Abstract
Ethylene glycol monobutyl ether (EGBE) causes forestomach hyperplasia and neoplasia in mice when administered chronically by inhalation.
The study was initiated to test the physiologically based pharmacokinetic (PBPK) model prediction that 2-butoxyacetaldehyde (BAL), a transient, labile intermediate in the oxidation of EGBE to butoxyacetic acid (BAA), is unlikely to achieve concentrations sufficient to cause DNA damage in target tissues.
Male and female B6C3F1 mice were administered a high oral dose of EGBE (600 mg kg−1), and tissues were collected at 5, 15, 45 and 90 min following the dose. The tissues were processed for determination of EGBE, BAL and BAA by gas chromatography-mass spectrometry.
BAL was detected at low concentrations in all tissues sampled and at all time points following EGBE administration (about 0.3–33 μM). BAL concentrations were highest in the initial samples (5 min) in all tissues and declined from that point.
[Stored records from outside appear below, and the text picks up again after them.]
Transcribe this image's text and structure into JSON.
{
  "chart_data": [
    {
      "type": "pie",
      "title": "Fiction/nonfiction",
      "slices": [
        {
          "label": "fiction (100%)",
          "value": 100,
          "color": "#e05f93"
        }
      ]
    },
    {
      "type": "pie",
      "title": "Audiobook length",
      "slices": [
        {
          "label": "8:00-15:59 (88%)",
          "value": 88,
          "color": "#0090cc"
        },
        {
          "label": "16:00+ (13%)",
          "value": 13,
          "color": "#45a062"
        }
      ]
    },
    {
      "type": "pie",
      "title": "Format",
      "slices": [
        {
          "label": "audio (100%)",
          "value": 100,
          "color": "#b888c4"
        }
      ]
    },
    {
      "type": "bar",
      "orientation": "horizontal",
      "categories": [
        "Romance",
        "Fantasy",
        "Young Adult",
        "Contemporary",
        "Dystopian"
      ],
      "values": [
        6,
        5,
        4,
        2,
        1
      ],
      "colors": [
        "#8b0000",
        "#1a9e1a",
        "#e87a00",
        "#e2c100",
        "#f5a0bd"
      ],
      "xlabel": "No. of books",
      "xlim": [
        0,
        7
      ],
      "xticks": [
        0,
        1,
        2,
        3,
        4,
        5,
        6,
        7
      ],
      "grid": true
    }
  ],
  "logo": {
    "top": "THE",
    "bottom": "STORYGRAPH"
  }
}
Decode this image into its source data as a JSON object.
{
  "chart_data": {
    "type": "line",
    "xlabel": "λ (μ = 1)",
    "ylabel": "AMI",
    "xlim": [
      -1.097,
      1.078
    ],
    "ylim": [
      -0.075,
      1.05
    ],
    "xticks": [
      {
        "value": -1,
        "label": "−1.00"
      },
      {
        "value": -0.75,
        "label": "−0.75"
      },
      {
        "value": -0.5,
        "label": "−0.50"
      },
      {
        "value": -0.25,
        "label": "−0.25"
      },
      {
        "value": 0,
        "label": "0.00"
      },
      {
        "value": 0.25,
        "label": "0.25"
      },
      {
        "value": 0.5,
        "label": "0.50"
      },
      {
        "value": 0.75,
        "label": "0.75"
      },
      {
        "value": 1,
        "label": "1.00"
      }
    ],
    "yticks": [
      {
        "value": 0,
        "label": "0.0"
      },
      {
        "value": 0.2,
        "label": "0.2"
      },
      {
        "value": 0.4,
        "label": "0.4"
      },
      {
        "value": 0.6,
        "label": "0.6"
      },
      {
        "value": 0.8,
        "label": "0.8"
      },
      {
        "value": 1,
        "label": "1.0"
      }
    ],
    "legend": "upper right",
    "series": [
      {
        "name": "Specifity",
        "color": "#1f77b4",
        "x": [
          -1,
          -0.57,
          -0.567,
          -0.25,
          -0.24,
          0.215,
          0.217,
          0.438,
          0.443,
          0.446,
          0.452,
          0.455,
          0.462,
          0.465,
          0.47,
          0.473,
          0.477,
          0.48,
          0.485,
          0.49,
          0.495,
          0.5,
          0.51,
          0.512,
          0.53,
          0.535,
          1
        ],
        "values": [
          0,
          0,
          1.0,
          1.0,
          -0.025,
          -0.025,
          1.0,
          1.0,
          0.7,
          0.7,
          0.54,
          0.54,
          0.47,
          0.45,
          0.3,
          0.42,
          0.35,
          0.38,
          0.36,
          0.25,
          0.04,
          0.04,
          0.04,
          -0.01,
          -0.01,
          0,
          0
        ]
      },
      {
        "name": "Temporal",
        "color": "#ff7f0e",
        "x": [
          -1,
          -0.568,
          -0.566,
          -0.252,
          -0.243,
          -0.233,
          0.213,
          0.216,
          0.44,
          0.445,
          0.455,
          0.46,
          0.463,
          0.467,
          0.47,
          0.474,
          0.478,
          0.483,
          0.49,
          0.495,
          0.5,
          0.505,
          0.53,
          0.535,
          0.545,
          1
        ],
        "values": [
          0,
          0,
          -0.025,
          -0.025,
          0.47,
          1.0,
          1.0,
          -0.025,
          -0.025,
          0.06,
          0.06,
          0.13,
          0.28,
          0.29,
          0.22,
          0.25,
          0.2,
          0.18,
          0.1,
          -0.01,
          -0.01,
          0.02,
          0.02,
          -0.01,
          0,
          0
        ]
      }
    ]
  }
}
BAL concentrations in liver and forestomach tissues corresponded to the peak concentrations predicted by an already published PBPK model, and are higher than BAL concentrations that could be achieved by inhalation exposure to EGBE.
Mouse inhalation exposure to EGBE is therefore unlikely to generate BAL concentrations in tissues sufficient to initiate a carcinogenic response.